Durante questa prima fase sono state effettuati le operazioni di pronto intervento come la spolveratura e la ricomposizione di piccoli frammenti erratici e dei grandi pezzi della struttura.

Il progetto di restauro

Il progetto di restauro del gruppo di opere mobili in terracotta custodite presso il deposito reatino di Cittaducale fa parte della più ampia programmazione di restauro dei beni custoditi nei depositi allestiti durante l’emergenza, con l’obiettivo di restituire tale patrimonio culturale alla pubblica fruizione.

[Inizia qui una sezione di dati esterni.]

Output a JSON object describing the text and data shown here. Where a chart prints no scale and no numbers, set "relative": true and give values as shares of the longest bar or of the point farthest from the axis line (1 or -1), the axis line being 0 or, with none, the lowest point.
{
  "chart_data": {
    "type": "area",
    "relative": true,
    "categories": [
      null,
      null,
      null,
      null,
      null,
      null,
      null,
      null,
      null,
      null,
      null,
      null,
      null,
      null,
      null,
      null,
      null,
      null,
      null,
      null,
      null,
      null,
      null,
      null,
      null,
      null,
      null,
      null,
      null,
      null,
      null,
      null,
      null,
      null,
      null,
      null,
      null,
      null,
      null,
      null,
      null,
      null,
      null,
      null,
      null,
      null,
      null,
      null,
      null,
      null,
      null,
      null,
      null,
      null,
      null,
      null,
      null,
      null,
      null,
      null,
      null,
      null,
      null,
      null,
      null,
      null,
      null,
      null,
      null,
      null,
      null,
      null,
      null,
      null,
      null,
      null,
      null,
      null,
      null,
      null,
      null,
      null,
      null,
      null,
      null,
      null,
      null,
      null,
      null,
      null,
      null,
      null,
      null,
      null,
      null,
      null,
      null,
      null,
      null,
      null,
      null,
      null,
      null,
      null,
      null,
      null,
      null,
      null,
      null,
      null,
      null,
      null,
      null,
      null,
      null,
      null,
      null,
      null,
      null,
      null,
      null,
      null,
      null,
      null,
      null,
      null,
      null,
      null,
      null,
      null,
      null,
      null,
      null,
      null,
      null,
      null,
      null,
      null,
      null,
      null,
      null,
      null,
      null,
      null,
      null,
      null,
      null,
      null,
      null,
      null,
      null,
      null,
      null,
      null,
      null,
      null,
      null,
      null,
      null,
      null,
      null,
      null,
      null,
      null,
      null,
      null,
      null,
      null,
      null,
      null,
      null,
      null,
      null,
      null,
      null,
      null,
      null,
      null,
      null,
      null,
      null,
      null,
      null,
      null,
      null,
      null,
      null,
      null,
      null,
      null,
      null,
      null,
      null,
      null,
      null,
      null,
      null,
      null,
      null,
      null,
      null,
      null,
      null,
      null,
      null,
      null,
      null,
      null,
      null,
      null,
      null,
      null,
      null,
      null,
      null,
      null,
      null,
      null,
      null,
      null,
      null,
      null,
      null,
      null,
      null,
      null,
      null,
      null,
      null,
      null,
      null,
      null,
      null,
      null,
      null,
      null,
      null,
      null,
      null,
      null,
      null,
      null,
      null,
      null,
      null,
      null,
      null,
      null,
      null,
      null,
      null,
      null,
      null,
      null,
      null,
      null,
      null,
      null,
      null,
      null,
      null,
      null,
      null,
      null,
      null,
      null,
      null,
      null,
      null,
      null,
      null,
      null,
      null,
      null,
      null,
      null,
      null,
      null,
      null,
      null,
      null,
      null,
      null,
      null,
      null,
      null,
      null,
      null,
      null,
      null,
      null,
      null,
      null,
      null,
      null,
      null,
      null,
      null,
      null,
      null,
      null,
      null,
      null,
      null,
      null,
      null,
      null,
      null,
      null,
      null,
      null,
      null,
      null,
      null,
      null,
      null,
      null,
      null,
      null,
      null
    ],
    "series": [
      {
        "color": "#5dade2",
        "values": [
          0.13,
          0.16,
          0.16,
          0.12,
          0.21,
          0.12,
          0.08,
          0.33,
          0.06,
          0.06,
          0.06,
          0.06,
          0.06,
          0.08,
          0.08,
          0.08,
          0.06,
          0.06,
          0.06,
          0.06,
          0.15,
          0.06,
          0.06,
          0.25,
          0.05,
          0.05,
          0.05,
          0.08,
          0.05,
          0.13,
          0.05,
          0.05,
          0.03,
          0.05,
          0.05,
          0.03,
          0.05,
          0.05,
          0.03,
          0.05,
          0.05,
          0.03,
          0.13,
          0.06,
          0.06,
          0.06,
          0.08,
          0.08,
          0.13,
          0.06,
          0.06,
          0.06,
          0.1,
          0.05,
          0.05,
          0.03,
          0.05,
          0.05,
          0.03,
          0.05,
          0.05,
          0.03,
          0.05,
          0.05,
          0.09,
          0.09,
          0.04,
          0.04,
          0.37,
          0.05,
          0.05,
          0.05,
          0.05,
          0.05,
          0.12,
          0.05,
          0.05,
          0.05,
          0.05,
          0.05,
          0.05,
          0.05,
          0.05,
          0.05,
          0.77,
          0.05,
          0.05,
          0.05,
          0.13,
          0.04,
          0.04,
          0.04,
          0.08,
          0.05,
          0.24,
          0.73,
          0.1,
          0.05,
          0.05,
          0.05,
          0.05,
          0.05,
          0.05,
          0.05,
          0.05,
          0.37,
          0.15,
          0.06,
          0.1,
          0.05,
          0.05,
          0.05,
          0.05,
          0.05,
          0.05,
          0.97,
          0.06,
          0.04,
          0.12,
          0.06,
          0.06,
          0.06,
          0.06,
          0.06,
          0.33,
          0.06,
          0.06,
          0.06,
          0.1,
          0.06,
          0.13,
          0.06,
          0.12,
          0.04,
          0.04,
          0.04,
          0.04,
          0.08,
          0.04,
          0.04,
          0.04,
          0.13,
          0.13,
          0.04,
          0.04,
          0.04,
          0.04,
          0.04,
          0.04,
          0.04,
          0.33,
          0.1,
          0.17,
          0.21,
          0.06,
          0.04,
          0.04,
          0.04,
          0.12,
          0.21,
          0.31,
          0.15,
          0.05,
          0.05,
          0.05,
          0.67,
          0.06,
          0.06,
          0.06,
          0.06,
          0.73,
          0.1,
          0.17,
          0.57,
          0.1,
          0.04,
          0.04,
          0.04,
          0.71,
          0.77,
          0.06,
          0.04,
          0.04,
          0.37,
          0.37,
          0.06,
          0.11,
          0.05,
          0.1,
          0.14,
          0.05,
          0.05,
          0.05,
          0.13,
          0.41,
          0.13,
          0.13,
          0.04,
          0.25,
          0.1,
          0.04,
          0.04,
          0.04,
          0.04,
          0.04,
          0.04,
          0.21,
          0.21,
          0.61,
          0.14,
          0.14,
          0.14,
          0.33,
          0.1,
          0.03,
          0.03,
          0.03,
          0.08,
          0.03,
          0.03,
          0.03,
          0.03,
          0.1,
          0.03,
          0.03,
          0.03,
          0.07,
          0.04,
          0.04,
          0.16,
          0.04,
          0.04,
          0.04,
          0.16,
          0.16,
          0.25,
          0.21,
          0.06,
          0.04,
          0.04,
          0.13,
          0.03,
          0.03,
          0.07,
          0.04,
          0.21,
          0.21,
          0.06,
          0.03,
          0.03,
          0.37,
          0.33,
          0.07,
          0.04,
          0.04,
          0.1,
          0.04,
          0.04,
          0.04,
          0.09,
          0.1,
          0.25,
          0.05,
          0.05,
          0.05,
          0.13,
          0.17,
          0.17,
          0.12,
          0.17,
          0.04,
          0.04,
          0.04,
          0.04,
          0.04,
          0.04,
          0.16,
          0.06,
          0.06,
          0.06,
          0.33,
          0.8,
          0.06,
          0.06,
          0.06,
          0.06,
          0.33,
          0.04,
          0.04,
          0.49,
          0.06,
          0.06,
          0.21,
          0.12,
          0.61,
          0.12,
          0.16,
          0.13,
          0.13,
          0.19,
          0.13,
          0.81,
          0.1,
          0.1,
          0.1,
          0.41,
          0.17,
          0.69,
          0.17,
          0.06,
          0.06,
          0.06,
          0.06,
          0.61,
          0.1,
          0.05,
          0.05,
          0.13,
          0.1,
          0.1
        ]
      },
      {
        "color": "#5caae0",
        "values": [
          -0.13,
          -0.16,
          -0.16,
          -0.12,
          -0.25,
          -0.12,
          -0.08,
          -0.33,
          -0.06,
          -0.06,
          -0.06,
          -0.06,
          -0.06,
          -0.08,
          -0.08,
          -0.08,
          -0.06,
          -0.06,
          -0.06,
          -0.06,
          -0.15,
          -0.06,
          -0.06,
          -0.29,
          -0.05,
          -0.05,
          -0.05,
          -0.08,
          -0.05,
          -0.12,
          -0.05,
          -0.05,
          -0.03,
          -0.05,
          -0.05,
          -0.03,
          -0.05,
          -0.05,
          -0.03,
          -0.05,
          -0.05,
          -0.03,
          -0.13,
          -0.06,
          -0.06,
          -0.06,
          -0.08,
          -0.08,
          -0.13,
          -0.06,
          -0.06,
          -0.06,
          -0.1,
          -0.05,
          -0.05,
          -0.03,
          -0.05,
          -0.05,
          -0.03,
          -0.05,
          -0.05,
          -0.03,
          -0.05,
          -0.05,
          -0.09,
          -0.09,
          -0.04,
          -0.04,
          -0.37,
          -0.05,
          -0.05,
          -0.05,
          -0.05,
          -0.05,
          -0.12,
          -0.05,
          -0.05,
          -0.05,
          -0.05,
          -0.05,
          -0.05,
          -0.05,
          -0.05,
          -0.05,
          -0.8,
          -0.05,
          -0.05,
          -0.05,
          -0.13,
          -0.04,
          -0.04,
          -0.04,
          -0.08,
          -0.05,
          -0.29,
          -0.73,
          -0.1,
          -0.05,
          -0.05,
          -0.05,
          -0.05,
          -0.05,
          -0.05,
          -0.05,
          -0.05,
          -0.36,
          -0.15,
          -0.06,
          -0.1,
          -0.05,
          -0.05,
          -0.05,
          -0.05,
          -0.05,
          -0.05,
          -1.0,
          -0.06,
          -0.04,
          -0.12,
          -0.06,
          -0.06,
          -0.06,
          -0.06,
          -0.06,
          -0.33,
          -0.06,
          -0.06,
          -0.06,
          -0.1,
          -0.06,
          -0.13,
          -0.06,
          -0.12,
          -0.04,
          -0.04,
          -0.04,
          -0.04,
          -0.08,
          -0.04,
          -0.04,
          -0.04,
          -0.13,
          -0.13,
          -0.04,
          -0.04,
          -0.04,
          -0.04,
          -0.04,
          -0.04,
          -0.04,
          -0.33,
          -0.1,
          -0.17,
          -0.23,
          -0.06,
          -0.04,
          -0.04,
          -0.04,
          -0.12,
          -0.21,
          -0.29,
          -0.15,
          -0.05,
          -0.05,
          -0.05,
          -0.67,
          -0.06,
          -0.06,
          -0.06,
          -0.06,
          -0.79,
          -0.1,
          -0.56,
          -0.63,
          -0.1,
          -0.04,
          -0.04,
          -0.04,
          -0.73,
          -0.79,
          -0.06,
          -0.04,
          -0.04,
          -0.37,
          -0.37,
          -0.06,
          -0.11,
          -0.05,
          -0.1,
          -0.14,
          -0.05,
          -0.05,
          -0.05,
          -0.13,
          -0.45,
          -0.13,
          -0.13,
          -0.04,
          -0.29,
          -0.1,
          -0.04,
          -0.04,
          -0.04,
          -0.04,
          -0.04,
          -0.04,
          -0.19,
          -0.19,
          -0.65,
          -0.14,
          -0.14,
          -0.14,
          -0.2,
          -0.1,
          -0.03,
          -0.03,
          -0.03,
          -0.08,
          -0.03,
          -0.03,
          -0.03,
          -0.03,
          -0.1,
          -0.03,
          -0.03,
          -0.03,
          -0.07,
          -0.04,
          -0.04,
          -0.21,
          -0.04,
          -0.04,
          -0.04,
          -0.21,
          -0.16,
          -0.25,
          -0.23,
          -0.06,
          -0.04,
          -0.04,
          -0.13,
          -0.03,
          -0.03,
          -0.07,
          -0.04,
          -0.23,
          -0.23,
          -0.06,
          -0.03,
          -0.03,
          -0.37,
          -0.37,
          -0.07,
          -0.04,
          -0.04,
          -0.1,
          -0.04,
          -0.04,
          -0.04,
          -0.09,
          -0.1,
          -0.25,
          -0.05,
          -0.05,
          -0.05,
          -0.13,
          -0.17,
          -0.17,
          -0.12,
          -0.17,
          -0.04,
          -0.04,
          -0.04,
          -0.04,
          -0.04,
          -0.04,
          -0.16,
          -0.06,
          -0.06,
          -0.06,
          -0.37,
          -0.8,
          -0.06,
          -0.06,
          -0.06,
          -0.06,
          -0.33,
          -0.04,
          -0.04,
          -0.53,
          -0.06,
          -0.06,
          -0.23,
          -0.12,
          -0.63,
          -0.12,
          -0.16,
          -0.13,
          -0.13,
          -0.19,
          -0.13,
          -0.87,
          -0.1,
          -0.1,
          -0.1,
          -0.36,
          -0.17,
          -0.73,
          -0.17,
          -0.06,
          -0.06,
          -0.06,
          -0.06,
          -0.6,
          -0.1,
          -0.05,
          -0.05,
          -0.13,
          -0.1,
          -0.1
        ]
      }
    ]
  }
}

In particolare nel reatino tali attività sono state coordinate in accordo con la Soprintendenza Archeologia, Belle Arti e Paesaggio per le Province di Frosinone, Latina e Rieti (ora per l’area metropolitana di Roma e la provincia di Rieti), e sono state bene illustrate nella mostra Rinascite. Opere d’arte salvate dal sisma di Amatrice e Accumoli. 17/11/17-11/02/18, Terme di Diocleziano, Roma (qui il contributo a cura di RAICultura). La mostra ha avuto come duplice obiettivo di ricostruire le relazioni tra opere e territorio e di rivivere l’attività di recupero del patrimonio artistico condotta in maniera sistematica nelle zone devastate dal sisma, anche attraverso una serie di scatti fotografici d’autore di Paolo Rosselli.

Le operazioni che hanno interessato le due sculture hanno previsto una serie di interventi conoscitivi come l’analisi diagnostica e la documentazione fotografica. Si è passati poi agli interventi conservativi volti al consolidamento dei supporti, al ristabilimento della coesione degli strati preparatori e pittorici, alla ricomposizione e alla integrazione plastica in base allo studio filologico delle opere, per poi passare alla pulitura, alla stuccatura e alla reintegrazione pittorica con verniciatura finale.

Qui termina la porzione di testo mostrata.